More log-structured MTA queues.

At the end of http://fanf.livejournal.com/65911.html I mentioned that it might be beneficial to have multiple queues, in order to reduce the density of garbage in the older parts of the queue. There are at least a couple of other reasons why one might want multiple queues.

Even faster

In the absence of any other bottlenecks, the MTA is going to be limited by the rate that it can fsync the main queue. You can raise this limit if you have two parallel queues on different disks, and spread the load of incoming messages between them. I got this idea from the Sendmail X design document which describes a similar (but not quite so neat) queue structure to the one I have been describing.

TURN

SMTP's TURN feature allows a client to ask the server to deliver any email queued on the server for a particular domain. This might be used by business dial-up customers who call in to their ISP every so often to collect email.

There are two variants of TURN in the current specifications, ETRN and ATRN, because the original form was insecure. With ETRN the server delivers the queued messages as if from a normal queue run; the only security concern is that the server must have some throttling to prevent clients from starting unlimited numbers of queue runners. With ATRN the existing connection is used to deliver the messages from the server to the client, which switch roles after the ATRN command. The client must be authenticated so that the server knows the client is permitted to receive the email it is asking for. ATRN is used on the "on-demand mail relay" port 366 instead of the usual SMTP port.

The basic implementation of ETRN (common to sendmail, Exim, and older Postfix) is for the server to fire off sendmail -qR, which scans the entire queue for messages with recipient addresses containing the domain given by the client. This is horribly inefficient if you have lots of messages on the queue, and the more clients you have using ETRN the more your queues get clogged with undeliverable messages.

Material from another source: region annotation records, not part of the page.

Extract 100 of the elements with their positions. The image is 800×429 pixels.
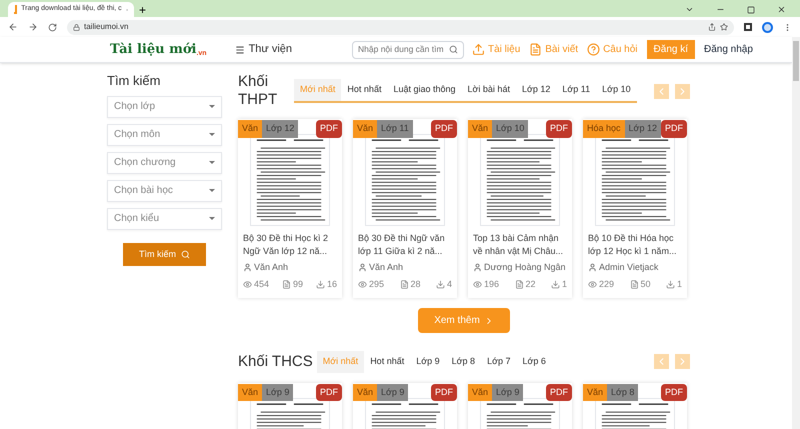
sidebar-title: Tìm kiếm [107,72,162,90]
select-field[interactable]: Chọn môn [107,124,222,146]
view-count: 229 [588,278,614,291]
close-icon[interactable] [777,5,786,14]
view-count: 196 [473,278,500,291]
format-tag: PDF [546,120,572,138]
dropdown-caret-icon [209,189,215,192]
format-tag: PDF [316,384,342,401]
dropdown-caret-icon [209,133,215,136]
select-placeholder: Chọn bài học [114,184,173,198]
section-title: Khối THCS [238,352,313,371]
section-title: Khối THPT [238,73,278,109]
favicon-icon [14,5,18,14]
chevron-down-icon[interactable] [685,5,694,14]
select-field[interactable]: Chọn bài học [107,180,222,202]
new-tab-button[interactable]: + [139,4,146,16]
format-tag: PDF [316,120,342,138]
download-icon [436,280,445,289]
library-menu[interactable]: Thư viện [234,41,292,58]
document-card[interactable]: Văn Lớp 9 PDF [468,382,572,429]
document-card[interactable]: Văn Lớp 9 PDF [353,382,457,429]
back-icon[interactable] [8,22,18,32]
download-count: 1 [550,278,567,291]
card-title: Bộ 30 Đề thi Học kì 2 Ngữ Văn lớp 12 nă... [243,232,330,258]
download-icon [316,280,325,289]
profile-avatar[interactable] [762,22,773,32]
eye-icon [588,280,597,289]
category-tab[interactable]: Lớp 10 [596,79,637,101]
category-tab[interactable]: Hot nhất [341,79,388,101]
search-field[interactable]: Nhập nội dung cần tìm [352,40,464,58]
category-tab[interactable]: Lớp 8 [446,351,482,372]
category-tab[interactable]: Lời bài hát [462,79,516,101]
upload-icon [472,43,486,56]
document-icon [529,43,542,56]
download-icon [550,280,560,289]
document-icon [282,280,291,289]
page-count: 22 [514,278,536,291]
login-link[interactable]: Đăng nhập [704,42,753,57]
dropdown-caret-icon [209,217,215,220]
subject-tag: Hóa học [583,120,625,138]
format-tag: PDF [661,120,687,138]
search-icon[interactable] [449,45,458,54]
user-icon [473,263,482,272]
search-icon [181,250,190,259]
subject-tag: Văn [353,120,378,138]
category-tab[interactable]: Lớp 11 [556,79,596,101]
subject-tag: Văn [238,120,262,138]
download-count: 1 [666,278,682,291]
card-author: Admin Vietjack [588,261,682,274]
view-count: 295 [358,278,384,291]
user-icon [358,263,367,272]
scrollbar[interactable] [792,37,800,429]
subject-tag: Văn [468,120,492,138]
reload-icon[interactable] [48,22,57,32]
format-tag: PDF [431,120,457,138]
page-count: 99 [282,278,304,291]
user-icon [588,263,597,272]
select-field[interactable]: Chọn chương [107,152,222,174]
category-tab[interactable]: Lớp 7 [481,351,516,372]
download-count: 16 [316,278,337,291]
document-icon [514,280,524,289]
document-card[interactable]: Văn Lớp 11 PDF Bộ 30 Đề thi Ngữ văn lớp 11 Giữa kì 2 nă... Văn Anh 295 28 4 [353,119,457,298]
grade-tag: Lớp 11 [377,120,413,138]
maximize-icon[interactable] [747,6,755,14]
user-icon [243,263,252,272]
card-title: Top 13 bài Cảm nhận về nhân vật Mị Châu... [473,232,564,258]
category-tab[interactable]: Lớp 9 [410,351,446,372]
download-icon [666,280,675,289]
document-card[interactable]: Hóa học Lớp 12 PDF Bộ 10 Đề thi Hóa học lớp 12 Học kì 1 năm... Admin Vietjack 229 50 1 [583,119,687,298]
category-tab[interactable]: Lớp 6 [516,351,552,372]
select-placeholder: Chọn lớp [114,100,156,114]
subject-tag: Văn [238,384,262,401]
select-field[interactable]: Chọn lớp [107,96,222,118]
grade-tag: Lớp 12 [624,120,661,138]
document-card[interactable]: Văn Lớp 10 PDF Top 13 bài Cảm nhận về nhân vật Mị Châu... Dương Hoàng Ngân 196 22 1 [468,119,572,298]
grade-tag: Lớp 10 [492,120,528,138]
grade-tag: Lớp 12 [262,120,298,138]
category-tab[interactable]: Lớp 12 [516,79,556,101]
url-text: tailieumoi.vn [84,21,128,33]
document-card[interactable]: Văn Lớp 8 PDF [583,382,687,429]
category-tab[interactable]: Luật giao thông [387,79,462,101]
forward-icon[interactable] [28,22,38,32]
card-author: Văn Anh [243,261,337,274]
document-icon [400,280,408,289]
address-bar[interactable]: tailieumoi.vn [67,20,734,34]
category-tab[interactable]: Hot nhất [364,351,410,372]
select-field[interactable]: Chọn kiểu [107,208,222,230]
document-card[interactable]: Văn Lớp 9 PDF [238,382,342,429]
grade-tag: Lớp 9 [377,384,408,401]
share-icon[interactable] [708,23,716,31]
bookmark-star-icon[interactable] [720,23,728,31]
sidebar-panel-icon[interactable] [744,23,752,31]
format-tag: PDF [661,384,687,401]
document-card[interactable]: Văn Lớp 12 PDF Bộ 30 Đề thi Học kì 2 Ngữ Văn lớp 12 nă... Văn Anh 454 99 16 [238,119,342,298]
card-title: Bộ 10 Đề thi Hóa học lớp 12 Học kì 1 năm... [588,232,678,258]
format-tag: PDF [546,384,572,401]
page-count: 28 [400,278,421,291]
help-icon [587,43,600,56]
format-tag: PDF [431,384,457,401]
dropdown-caret-icon [209,105,215,108]
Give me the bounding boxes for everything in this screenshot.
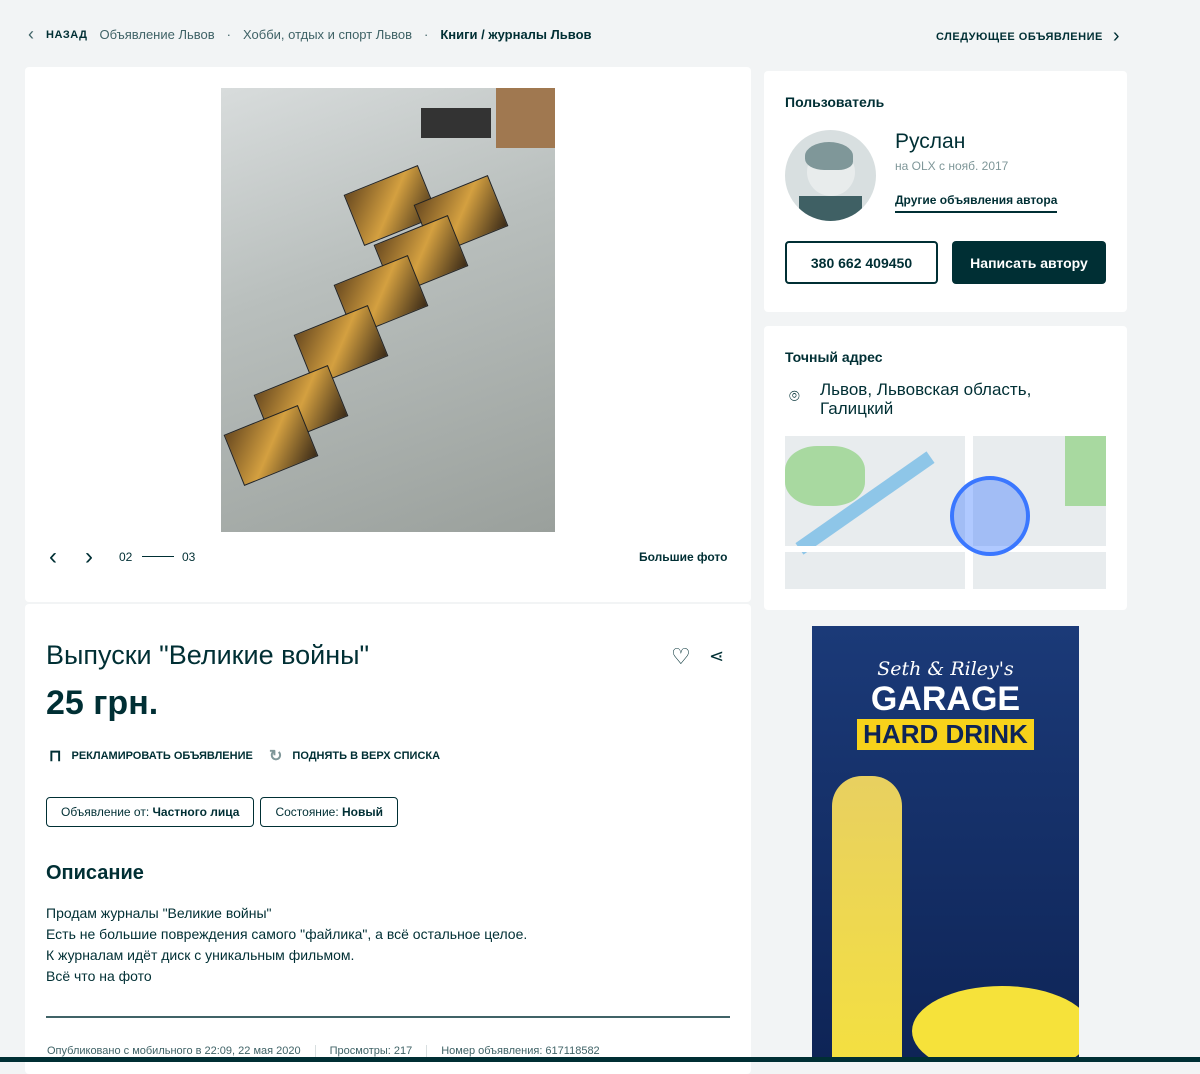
banner-product: HARD DRINK — [857, 719, 1034, 750]
next-ad-label: СЛЕДУЮЩЕЕ ОБЪЯВЛЕНИЕ — [935, 30, 1103, 43]
map-area-circle — [950, 476, 1030, 556]
tag-label: Объявление от: — [61, 805, 153, 819]
ad-title: Выпуски "Великие войны" — [46, 640, 370, 670]
ad-footer: Опубликовано с мобильного в 22:09, 22 ма… — [33, 1045, 614, 1057]
user-card: Пользователь Руслан на OLX с нояб. 2017 … — [764, 71, 1127, 312]
location-pin-icon: ⌾ — [789, 386, 800, 406]
description-heading: Описание — [46, 862, 144, 884]
raise-label: ПОДНЯТЬ В ВЕРХ СПИСКА — [292, 750, 441, 762]
favorite-heart-icon[interactable]: ♡ — [671, 644, 691, 670]
ad-price: 25 грн. — [46, 684, 159, 722]
bottom-bar — [0, 1057, 1200, 1062]
description-line: Есть не большие повреждения самого "файл… — [46, 926, 528, 942]
tag-condition[interactable]: Состояние: Новый — [260, 797, 398, 827]
photo-total: 03 — [182, 550, 196, 564]
user-heading: Пользователь — [785, 94, 885, 110]
back-link[interactable]: НАЗАД — [46, 29, 87, 41]
map[interactable] — [785, 436, 1106, 589]
tags: Объявление от: Частного лица Состояние: Н… — [46, 797, 404, 827]
chevron-left-icon[interactable]: ‹ — [28, 24, 34, 45]
description-line: Продам журналы "Великие войны" — [46, 905, 272, 921]
gallery-card: ‹ › 02 03 Большие фото — [25, 67, 751, 602]
breadcrumb-item[interactable]: Объявление Львов — [99, 27, 214, 42]
banner-brand: GARAGE — [870, 680, 1021, 718]
breadcrumb-item[interactable]: Книги / журналы Львов — [440, 27, 591, 42]
raise-button[interactable]: ↻ ПОДНЯТЬ В ВЕРХ СПИСКА — [269, 746, 440, 766]
banner-brand-top: Seth & Riley's — [877, 658, 1014, 680]
breadcrumb-item[interactable]: Хобби, отдых и спорт Львов — [243, 27, 412, 42]
next-ad-link[interactable]: СЛЕДУЮЩЕЕ ОБЪЯВЛЕНИЕ › — [936, 25, 1120, 48]
progress-line — [142, 556, 174, 557]
published: Опубликовано с мобильного в 22:09, 22 ма… — [33, 1045, 316, 1057]
tag-seller[interactable]: Объявление от: Частного лица — [46, 797, 255, 827]
write-author-button[interactable]: Написать автору — [952, 241, 1106, 284]
description-line: К журналам идёт диск с уникальным фильмо… — [46, 947, 355, 963]
tag-value: Частного лица — [152, 805, 240, 819]
big-photos-link[interactable]: Большие фото — [639, 550, 727, 564]
bookmark-icon: ⊓ — [49, 748, 62, 765]
address-card: Точный адрес ⌾ Львов, Львовская область,… — [764, 326, 1127, 610]
breadcrumb: ‹ НАЗАД Объявление Львов · Хобби, отдых и… — [28, 24, 592, 45]
user-name: Руслан — [895, 130, 966, 153]
chevron-right-icon: › — [1112, 25, 1120, 47]
tag-value: Новый — [341, 805, 383, 819]
prev-photo-icon[interactable]: ‹ — [49, 543, 57, 571]
divider — [46, 1016, 730, 1018]
promote-label: РЕКЛАМИРОВАТЬ ОБЪЯВЛЕНИЕ — [71, 750, 253, 762]
ad-banner[interactable]: Seth & Riley's GARAGE HARD DRINK — [812, 626, 1079, 1062]
address-text: Львов, Львовская область, Галицкий — [820, 380, 1032, 418]
tag-label: Состояние: — [275, 805, 342, 819]
refresh-icon: ↻ — [269, 748, 283, 765]
photo-current: 02 — [119, 550, 133, 564]
next-photo-icon[interactable]: › — [85, 543, 93, 571]
other-ads-link[interactable]: Другие объявления автора — [895, 193, 1058, 213]
ad-photo[interactable] — [221, 88, 555, 532]
views: Просмотры: 217 — [316, 1045, 428, 1057]
address-heading: Точный адрес — [785, 349, 883, 365]
ad-number: Номер объявления: 617118582 — [441, 1045, 600, 1057]
description-line: Всё что на фото — [46, 968, 152, 984]
phone-button[interactable]: 380 662 409450 — [785, 241, 938, 284]
promote-button[interactable]: ⊓ РЕКЛАМИРОВАТЬ ОБЪЯВЛЕНИЕ — [49, 746, 253, 766]
description: Продам журналы "Великие войны" Есть не б… — [46, 903, 527, 987]
ad-card: Выпуски "Великие войны" ♡ ⋖ 25 грн. ⊓ РЕК… — [25, 604, 751, 1074]
share-icon[interactable]: ⋖ — [709, 646, 724, 667]
user-since: на OLX с нояб. 2017 — [895, 159, 1009, 173]
avatar — [785, 130, 876, 221]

The solution to this problem is to get messages for your ETRN domains off the queue; with Exim this is typically done by delivering them to a batch-SMTP file per domain, which can then be re-injected for delivery fairly efficiently when the client says ETRN. This kind of setup is a must for ATRN: whereas ETRN uses normal SMTP routing and delivery (which works if the clients have static IP addresses), ATRN does not, so there is generally no way to deliver the messages except by ATRN. ETRN is an optimisation to allow clients to tell the server not to wait for a retry timeout, whereas ATRN is purely on-demand so it is actually wrong to leave the messages on the retry queue.

With my log-structured queues we can use this idea but do it more efficiently. When a message is addressed to an ATRN domain, or cannot be delivered to an ETRN domain, its envelope is written to that domain's queue instead of appended to the main queue. One thing that makes this slightly more interesting is that the envelope may have to be split if it has recipients at multiple domains. This introduces the requirement for some kind of reference counting of spool files. The per-domain queue files are not routinely scanned, and when a client requests a delivery the server can simply and efficiently work through its queue.

Postfix leaves ETRN messages on its "deferred" queue, but optimises ETRN by keeping per-domain indexes of messages. This has the advantage of avoiding the need to split messages per domain, and means that ETRN domains are still retried even if the client doesn't ask. However it means that the deferred queue can get large and normal queue runs can get expensive. We should also periodically retry ETRN domains, but this won't happen unless they have messages on the main queue. To deal with that we should periodically probe these domains, which does not need any disk activity if the domain remains unreachable.